El viernes se presentó el recurso de casación para declarar la prescripción de los delitos que se le imputan al cura Marcelino Ricardo Moya por los abusos ocurridos a mediados de la década de 1990, cuando ejerció como vicario de la parroquia Santa Rosa de Lima, de Villaguay.

El sacerdote carga con dos denuncias en la Justicia: una por promoción a la corrupción y otra por abuso sexual simple, ambas agravadas por su condición de miembro del clero. Desde finales de junio de 2015, cuando en Tribunales se comenzó a tramitar la causa penal por abusos, la Iglesia Católica lo suspendió y no puede oficiar misas en pública. Además, está apartado de toda función pastoral.

En diálogo con Entre Ríos Ahora, los abogados defensores de Moya, Rubén Darío Germanier y Néstor Fabián Paulete, confirmaron que fueron con la vía recursiva hasta la Cámara de Casación Penal, aunque por los antecedentes de ese tribunal, dijeron los letrados, no esperan otra resolución más que un rechazo. Esa vía, la de la prescripción, ya tuvo sentencias adversas en dos oportunidades en la causa Moya.  La última, de un tribunal de alzada en Concepción del Uruguay.

El 31 de julio último, el Tribunal de Juicios y Apelaciones de Concepción del Uruguay rechazó el planteo de prescripción formulado por los abogados defensores de Moya, acusado penalmente por casos de abuso a menores en Villaguay. El camarista  Mariano Martínez confirmó la resolución  del juez de Garantías de Villaguay, Carlos Ramón Zaburlín, que el 29 de junio rechazó la vía de la prescripción y elevó la causa a juicio.

Los abogados defensores del cura insisten, no obstante, con el mismo criterio: piden  la prescripción de los delitos que se le imputan al sacerdote: dos abusos, ocurridos en Villaguay, adonde estuvo destinado entre 1992 y 1997.

El lunes 29 de junio de 2015, dos jóvenes, un estudiante de Derecho, y un médico, Pablo Huck, ahora radicado en Rosario, ambos oriundos de Villaguay, se presentaron en Paraná ante el fiscal Juan Francisco Ramírez Montrull y contaron sus historias de abuso. Después, el caso recaló en los Tribunales de Villaguay. Allí, la fiscal Nadia Benedetti dio por concluida la investigación penal preparatoria en mayo último e hizo el pedido de elevación a juicio, que resolvió el juez de Garantías a finales de junio.

El pedido de elevación a juicio fue ac0mpañado por los querellantes Florencio Montiel y Juan Pablo Cosso.

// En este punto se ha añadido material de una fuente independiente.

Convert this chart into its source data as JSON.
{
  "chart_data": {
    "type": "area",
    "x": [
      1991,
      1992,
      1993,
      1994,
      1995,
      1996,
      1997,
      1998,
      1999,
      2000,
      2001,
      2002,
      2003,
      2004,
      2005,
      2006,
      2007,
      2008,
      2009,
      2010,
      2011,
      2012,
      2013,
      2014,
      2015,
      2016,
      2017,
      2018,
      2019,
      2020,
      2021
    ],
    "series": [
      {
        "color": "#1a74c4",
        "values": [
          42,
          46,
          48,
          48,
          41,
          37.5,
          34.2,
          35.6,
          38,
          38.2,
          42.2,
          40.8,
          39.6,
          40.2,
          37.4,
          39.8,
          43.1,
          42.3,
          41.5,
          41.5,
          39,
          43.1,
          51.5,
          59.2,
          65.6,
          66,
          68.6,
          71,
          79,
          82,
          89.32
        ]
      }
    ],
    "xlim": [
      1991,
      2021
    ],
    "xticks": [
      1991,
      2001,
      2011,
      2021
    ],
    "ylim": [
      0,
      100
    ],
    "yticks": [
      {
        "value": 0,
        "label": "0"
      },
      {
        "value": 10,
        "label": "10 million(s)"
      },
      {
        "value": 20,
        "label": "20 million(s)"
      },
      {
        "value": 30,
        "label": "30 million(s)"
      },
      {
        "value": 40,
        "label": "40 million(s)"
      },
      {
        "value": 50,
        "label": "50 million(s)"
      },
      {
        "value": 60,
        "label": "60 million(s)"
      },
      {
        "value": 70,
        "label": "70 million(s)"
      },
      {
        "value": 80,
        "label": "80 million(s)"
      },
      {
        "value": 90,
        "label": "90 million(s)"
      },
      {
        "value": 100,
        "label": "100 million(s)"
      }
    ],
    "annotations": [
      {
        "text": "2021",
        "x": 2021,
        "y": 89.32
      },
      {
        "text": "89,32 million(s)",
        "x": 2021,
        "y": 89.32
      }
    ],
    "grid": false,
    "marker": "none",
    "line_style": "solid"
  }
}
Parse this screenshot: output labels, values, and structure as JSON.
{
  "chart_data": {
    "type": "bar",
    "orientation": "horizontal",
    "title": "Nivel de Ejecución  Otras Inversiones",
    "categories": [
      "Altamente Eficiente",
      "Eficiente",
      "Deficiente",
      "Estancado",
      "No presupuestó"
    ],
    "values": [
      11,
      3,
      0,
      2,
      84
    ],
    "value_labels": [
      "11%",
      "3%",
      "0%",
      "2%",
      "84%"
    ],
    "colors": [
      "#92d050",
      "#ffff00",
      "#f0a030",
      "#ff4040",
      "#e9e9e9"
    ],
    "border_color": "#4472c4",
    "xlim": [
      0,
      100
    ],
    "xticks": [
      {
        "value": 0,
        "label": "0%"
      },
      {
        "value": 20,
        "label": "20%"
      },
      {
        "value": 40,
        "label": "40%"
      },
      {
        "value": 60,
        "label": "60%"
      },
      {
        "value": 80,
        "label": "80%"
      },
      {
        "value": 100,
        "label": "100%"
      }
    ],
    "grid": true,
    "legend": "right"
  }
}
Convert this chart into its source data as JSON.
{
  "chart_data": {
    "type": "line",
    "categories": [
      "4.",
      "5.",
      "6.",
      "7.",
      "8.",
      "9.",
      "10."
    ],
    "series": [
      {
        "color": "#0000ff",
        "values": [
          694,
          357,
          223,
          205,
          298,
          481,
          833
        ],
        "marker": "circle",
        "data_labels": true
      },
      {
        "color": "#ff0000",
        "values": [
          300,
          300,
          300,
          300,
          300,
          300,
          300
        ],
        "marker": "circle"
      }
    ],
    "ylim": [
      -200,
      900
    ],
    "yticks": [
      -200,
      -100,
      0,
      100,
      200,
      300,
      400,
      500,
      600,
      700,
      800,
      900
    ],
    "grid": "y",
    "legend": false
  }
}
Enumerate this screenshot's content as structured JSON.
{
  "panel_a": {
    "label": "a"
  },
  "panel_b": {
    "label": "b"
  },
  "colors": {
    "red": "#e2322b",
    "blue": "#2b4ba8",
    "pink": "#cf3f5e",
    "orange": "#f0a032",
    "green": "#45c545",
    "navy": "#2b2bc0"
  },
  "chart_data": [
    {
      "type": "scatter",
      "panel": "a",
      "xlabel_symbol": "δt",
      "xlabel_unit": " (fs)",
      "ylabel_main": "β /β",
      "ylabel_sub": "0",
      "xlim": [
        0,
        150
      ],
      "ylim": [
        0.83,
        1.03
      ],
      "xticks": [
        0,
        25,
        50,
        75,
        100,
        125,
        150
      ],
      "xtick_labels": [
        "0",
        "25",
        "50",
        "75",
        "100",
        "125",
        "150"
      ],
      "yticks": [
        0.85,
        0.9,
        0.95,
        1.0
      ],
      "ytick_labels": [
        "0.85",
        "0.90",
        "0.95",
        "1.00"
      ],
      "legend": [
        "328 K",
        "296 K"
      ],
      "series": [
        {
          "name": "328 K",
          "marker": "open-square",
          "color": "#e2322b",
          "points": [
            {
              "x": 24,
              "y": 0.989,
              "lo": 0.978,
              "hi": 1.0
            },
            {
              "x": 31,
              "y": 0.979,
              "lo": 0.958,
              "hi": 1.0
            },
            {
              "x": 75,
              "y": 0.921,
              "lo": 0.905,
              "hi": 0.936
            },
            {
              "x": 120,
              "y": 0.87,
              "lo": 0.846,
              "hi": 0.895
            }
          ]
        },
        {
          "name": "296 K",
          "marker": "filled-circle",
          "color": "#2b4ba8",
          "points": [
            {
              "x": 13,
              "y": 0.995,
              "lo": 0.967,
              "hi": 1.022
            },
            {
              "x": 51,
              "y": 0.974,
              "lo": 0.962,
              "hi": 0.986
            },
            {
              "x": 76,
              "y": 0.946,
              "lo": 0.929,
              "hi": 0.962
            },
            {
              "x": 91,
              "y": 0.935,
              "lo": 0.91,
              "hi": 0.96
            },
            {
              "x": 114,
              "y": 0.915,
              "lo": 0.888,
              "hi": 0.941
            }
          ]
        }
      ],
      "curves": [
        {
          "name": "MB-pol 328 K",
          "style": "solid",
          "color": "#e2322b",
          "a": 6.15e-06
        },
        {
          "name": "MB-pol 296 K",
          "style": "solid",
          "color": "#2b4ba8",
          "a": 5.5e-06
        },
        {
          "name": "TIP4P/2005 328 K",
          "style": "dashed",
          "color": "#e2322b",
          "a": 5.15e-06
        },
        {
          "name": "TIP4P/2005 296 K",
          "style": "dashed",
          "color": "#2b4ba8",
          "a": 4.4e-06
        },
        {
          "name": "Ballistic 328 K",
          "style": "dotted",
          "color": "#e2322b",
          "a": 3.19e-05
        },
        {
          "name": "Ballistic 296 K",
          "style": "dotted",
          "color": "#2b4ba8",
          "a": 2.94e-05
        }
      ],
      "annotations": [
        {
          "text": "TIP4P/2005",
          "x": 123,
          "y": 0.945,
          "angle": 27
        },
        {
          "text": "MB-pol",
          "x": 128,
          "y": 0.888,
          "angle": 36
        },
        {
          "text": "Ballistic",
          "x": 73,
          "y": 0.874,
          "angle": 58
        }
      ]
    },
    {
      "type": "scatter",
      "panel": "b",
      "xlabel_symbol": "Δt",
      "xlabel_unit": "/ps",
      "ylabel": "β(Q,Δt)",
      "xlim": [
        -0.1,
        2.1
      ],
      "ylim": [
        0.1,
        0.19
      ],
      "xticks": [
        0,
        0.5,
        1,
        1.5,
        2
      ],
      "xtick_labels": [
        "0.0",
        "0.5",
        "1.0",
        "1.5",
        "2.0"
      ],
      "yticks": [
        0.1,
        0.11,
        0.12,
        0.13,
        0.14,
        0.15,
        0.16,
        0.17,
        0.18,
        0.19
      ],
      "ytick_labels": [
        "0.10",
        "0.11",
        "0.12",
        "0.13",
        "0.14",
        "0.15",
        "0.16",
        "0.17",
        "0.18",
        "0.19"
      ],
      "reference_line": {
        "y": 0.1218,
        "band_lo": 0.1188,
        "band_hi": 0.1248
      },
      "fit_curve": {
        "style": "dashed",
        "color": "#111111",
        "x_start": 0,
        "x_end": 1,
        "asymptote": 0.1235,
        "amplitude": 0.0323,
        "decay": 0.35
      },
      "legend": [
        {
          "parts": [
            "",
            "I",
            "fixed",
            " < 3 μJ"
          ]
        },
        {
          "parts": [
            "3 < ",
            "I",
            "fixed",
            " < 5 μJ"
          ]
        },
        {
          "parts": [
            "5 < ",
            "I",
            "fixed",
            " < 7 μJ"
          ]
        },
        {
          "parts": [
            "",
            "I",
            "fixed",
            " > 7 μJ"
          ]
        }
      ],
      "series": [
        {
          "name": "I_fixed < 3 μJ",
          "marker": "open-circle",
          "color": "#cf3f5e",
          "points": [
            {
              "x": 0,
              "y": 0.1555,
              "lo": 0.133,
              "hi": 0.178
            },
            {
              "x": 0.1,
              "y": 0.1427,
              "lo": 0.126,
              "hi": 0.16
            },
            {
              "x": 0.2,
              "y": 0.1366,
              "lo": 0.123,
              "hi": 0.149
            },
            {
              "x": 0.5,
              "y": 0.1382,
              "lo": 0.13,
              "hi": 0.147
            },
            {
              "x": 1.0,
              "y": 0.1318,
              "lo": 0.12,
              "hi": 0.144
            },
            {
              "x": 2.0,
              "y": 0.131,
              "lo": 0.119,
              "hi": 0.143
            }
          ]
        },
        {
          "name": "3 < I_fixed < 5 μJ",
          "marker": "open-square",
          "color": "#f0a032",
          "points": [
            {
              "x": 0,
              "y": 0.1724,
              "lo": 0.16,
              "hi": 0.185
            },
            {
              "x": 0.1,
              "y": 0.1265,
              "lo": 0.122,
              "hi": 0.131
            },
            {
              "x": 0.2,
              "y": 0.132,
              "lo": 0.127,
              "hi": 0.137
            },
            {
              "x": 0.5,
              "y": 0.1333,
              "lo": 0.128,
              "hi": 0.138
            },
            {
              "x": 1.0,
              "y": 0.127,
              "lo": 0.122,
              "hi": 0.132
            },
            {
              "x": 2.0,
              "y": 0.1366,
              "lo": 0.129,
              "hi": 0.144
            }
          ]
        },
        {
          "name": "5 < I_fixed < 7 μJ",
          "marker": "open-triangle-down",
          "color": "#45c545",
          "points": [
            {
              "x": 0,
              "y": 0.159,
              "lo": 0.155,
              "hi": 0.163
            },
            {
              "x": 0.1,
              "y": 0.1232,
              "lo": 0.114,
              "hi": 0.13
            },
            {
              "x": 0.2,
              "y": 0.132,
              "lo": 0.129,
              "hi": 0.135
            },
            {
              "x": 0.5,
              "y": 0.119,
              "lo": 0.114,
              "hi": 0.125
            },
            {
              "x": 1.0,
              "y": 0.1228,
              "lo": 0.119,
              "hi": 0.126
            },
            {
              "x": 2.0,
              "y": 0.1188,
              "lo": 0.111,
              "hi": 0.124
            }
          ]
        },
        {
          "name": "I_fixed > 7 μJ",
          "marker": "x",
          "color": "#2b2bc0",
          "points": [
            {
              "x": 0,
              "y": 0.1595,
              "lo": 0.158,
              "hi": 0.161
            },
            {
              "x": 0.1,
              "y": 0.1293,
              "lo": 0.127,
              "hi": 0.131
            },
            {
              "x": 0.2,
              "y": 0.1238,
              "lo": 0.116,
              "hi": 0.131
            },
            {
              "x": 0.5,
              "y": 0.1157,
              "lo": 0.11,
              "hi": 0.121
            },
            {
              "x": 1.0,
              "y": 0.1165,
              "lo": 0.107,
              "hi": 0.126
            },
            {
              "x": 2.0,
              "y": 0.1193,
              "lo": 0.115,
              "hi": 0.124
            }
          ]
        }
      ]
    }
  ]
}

En resolución de rechazo a vía de la prescripción, el camarista Martínez consideró que “prima facie y al amparo de las evidencias mentadas durante la sustanciación del presente recurso -reconociéndoles la provisionalidad de la instancia- que el caso puede ser adscripto a la categoría en cuestión (violación a los Derechos Humanos de personas menores de edad)”.

Ante la consulta de Entre Ríos Ahora, el abogado Germanier dijo que esperan que la tramitación de la causa quede suspendida hasta que se resuelva el planteo de prescripción. “Esperemos que sea así, pero a decir verdad no sé cuál va a ser el criterio del Tribunal, te digo la verdad”, señaló. “Estoy más preocupado por seguir adelante con la parte recursiva de la prescripción”, observó.

 

En tanto, Néstor Fabián Paulete, el otro defensor de Moya, observó que no aguardan de Casación un fallo que no sea de rechazo a la prescripción, por cuanto ése es el criterio que ha sostenido el tribunal, cuyo antecedente más próximo es el caso del cura Justo José Ilarraz, también acusado de abusos.

Esa postura la sostienen las camaristas Marcela Davite y Marcela Badano, con la disidencia del camarista Hugo Perotti. “Casación mantiene su criterio de que los delitos no están prescriptos, y la votación es así por mayoría de dos a uno. Esto a nosotros  no nos sorprende, porque es la misma composición que resolvió el caso Ilaraz”, aseveró.

Superado el trámite de Casación, señalan los letrados, esperan que, una vez que el caso llegue a la Sala Penal del Superior Tribunal de Justicia (STJ), con nueva composición, allí la prescripción encuentre buena acogida. Dos jueces de la sala, Daniel Carubia y Miguel Giorgio, ya se han manifestado a favor de la prescripción en el caso Ilarraz, y eso, consideran los abogados de Moya, es un antecedente a tener en cuenta

 

 

 

 

 

 

De la Redacción de Entre Ríos Ahora.